Nedbank senior economist Johannes Khosa said that on the consumer side lower inflation during the second half of 2023 would support disposable income and help sustain spending.

“However, the accumulative impact of interest rate hikes will continue to bite,” he said. “At the same time, poor economic growth prospects and the tight job market will depress consumer confidence.”

FNB expects private sector credit to continue slowing as the effect of interest rate hikes filters through and lending standards tighten. Investec expects June’s private sector credit reading to ease to about 5.64%.

The trade balance for June will also be published on Monday. SA’s merchandise trade surplus increased more than expected in May, amounting to a surplus of R10.2bn. The data showed higher export receipts were mainly attributed to a rise in precious metals and stones, vehicles and transport equipment, and vegetable product exports.

Africa economist at Oxford Economics, Jee-A van der Linde, said the wider-than-expected trade surplus in May implies that merchandise trade should continue to be a positive contributor to SA’s balance of payments in the second quarter, after the trade surplus widened from R34.2bn in the fourth quarter of 2022 to R103bn at the start of 2023. 

Infrastructure failures

“That said, widespread logistical infrastructure failures mean mineral producers are experiencing difficulty in getting their goods to local ports, which are constrained by backlogs and inefficiency,” Van der Linde said. “The knock-on effects are undermining the industry, which is already curtailed by scheduled power outages.”

He said these factors are also likely to counteract the favourable impact of a weak rand, which continues to fluctuate more than usual on domestic exporters. “Consequently, we expect monthly merchandise trade flows will remain volatile for the time being.”

Economist Lara Hodes said Investec expects the surplus on the merchandise trade account to widen modestly to about R12.2bn in June, after recording a R10.2bn surplus in May.

On Tuesday, the Absa purchasing managers’ index (PMI) for July will be released. It fell to 47.6 index points in June, from 49.2 points in May, the lowest level since mid-2021.

The reading was worse than market expectations of 48.9 and marked the fifth consecutive month of contraction in manufacturing activity and the steepest since July 2022 as business conditions deteriorated.

Maluleke said a key drag on the sector seems to come from weak demand, with the new sales orders index edging down once again as the decline in export sales deepened and domestic demand remains under pressure.

On Thursday, S&P will release the S&P Global PMI, which tracks business trends across the private sector, including in mining, manufacturing, services, construction and retail for July.
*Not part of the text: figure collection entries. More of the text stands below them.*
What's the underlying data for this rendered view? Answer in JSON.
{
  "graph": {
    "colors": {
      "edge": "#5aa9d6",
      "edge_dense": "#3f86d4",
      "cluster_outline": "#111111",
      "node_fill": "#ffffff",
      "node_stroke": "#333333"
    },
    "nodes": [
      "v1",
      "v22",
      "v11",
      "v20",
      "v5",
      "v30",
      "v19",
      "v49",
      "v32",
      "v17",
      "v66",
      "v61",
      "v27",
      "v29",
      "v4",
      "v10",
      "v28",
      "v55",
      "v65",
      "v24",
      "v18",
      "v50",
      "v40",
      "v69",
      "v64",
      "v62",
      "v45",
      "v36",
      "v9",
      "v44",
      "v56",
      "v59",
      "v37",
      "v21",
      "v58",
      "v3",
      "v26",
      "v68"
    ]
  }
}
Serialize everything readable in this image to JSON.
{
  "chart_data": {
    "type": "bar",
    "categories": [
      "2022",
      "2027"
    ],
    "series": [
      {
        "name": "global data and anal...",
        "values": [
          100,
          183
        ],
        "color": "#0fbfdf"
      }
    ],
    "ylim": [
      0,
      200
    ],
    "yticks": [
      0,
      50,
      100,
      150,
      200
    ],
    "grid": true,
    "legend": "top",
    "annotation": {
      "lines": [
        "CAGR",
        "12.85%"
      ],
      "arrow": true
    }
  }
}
It edged up to 48.7 in June from 47.9 in May, still pointing to a fourth consecutive month of contraction.

The data showed that new business intakes fell at a softer pace and firms highlighted that reduced load-shedding helped them to increase their working hours and finish some outstanding orders.

S&P Global Market Intelligence senior economist David Owen said local businesses are generally upbeat about the future as 47% of those surveyed expect their output to increase over the coming year, albeit it from a low base, while only 4% predict a downturn.

Thursday will also see the publication of data on electricity production for June. Electricity production fell 9% year on year in May, worse than the 8.6% decline in April. This marked 20 consecutive months of annual decline. 

According to FNB, year-to-date electricity consumption is down by more than 1,800MW compared with the same period in 2022 and by more than 3,000MW from the same period in 2019.

FNB chief economist Mamello Matikinca-Ngwenya said that while Eskom’s electricity grid has improved in the past few weeks, its energy availability factor is below 59.3% and 62.6% for 2022 and 2021, respectively.